Source: Euromonitor International/Coresight Research
Still, DX would likely face challenges entering the US brick-and-mortar off-price sector, where the top five players control more than 92% of the market, according to data from Euromonitor. T.J.Maxx and Ross stores alone account for 41.7 billion dollars of revenue in the US, more than 80% of the country’s total off price revenue.
Source: Euromonitor International
Where DX and other enterprising companies can find ample opportunity is in the mobile retail market.

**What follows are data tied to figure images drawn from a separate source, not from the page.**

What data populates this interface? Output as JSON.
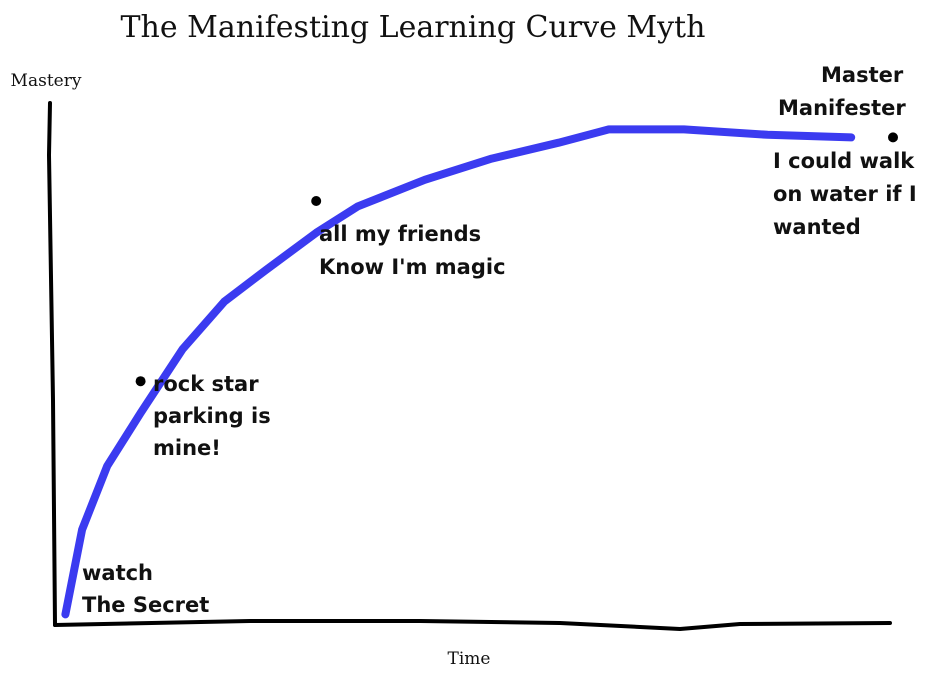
{
  "chart_data": {
    "type": "line",
    "title": "The Manifesting Learning Curve Myth",
    "xlabel": "Time",
    "ylabel": "Mastery",
    "xlim": [
      0,
      100
    ],
    "ylim": [
      0,
      100
    ],
    "grid": false,
    "series": [
      {
        "color": "#3b3bf0",
        "points": [
          [
            1,
            2
          ],
          [
            3,
            18
          ],
          [
            6,
            30
          ],
          [
            10,
            40
          ],
          [
            15,
            52
          ],
          [
            20,
            61
          ],
          [
            25,
            67
          ],
          [
            31,
            74
          ],
          [
            36,
            79
          ],
          [
            44,
            84
          ],
          [
            52,
            88
          ],
          [
            60,
            91
          ],
          [
            66,
            93.5
          ],
          [
            75,
            93.5
          ],
          [
            85,
            92.5
          ],
          [
            95,
            92
          ]
        ]
      }
    ],
    "annotations": [
      {
        "x": 1,
        "y": 2,
        "marker": false,
        "lines": [
          "watch",
          "The Secret"
        ]
      },
      {
        "x": 10,
        "y": 46,
        "marker": true,
        "lines": [
          "rock star",
          "parking is",
          "mine!"
        ]
      },
      {
        "x": 31,
        "y": 80,
        "marker": true,
        "lines": [
          "all my friends",
          "Know I'm magic"
        ]
      },
      {
        "x": 100,
        "y": 92,
        "marker": true,
        "lines": [
          "Master",
          "Manifester",
          "I could walk",
          "on water if I",
          "wanted"
        ]
      }
    ]
  }
}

Although commonplace in China, mobile retail is still in its infancy in the US. Store-based retail sales remain much higher in the US than in China, but the mobile retail market is roughly four times larger in China than it is in the US. However, mobile retail in the US has nearly tripled in size in the past three years. Euromonitor projects that by 2022, the US mobile retail market will triple in size again, to nearly $300 billion. That growth would still leave the US mobile retail market at less than half the size of the projected market in China, but would mean that the US market was growing at a much faster rate. Off-price retail giants in the US have yet to capitalize on the growing mobile retail market. Although T.J.Maxx has an app for iPhone and Android phones, it has earned poor reviews on the Apple App Store and does not connect with social media platforms such as Facebook and Instagram in the way that WeChat Mini Programs do. Ross Stores, which owns a 20% share of the US off-price retail market, does not have a mobile app. DX and other emerging off-price retailers could capitalize on this opportunity in the US by prominently featuring mobile e-commerce shopping options in their business models.

Looking to Europe

European retailers can learn from DX as well, perhaps even more than their US counterparts. Europe does not have nearly as developed an off-price market as the US does. TJX Companies, the parent company of T.K. Maxx (T.J.Maxx’s off-price sister chain in Europe), holds more than 80% of the off-price market in Western Europe. However, European off-price retail remains underdeveloped. While the segment accounts for 1.70% of all retail in the US, it represents only 0.16% of the total European retail market, according to Euromonitor. Since off-price retail in Europe is still in its infancy, there is an opportunity for new players to enter the market. European consumers are likely to embrace pop-up stores and off-price retailers just as their American and Chinese counterparts have, so companies such as DX could be poised for success in Europe.

Conclusion

In an increasingly crowded retail market, DX manages to differentiate itself through its business model and methods of distribution. Sitting at the intersection of off-price retail and pop-up stores should help DX continue to appeal to deal-hunting consumers in China and, potentially, around the world. The company’s foray into mobile retail through its store on WeChat could be a tactic that other off-price retailers will soon follow, and mobile retail may prove to be the most valuable segment of DX’s business if properly executed in the coming years.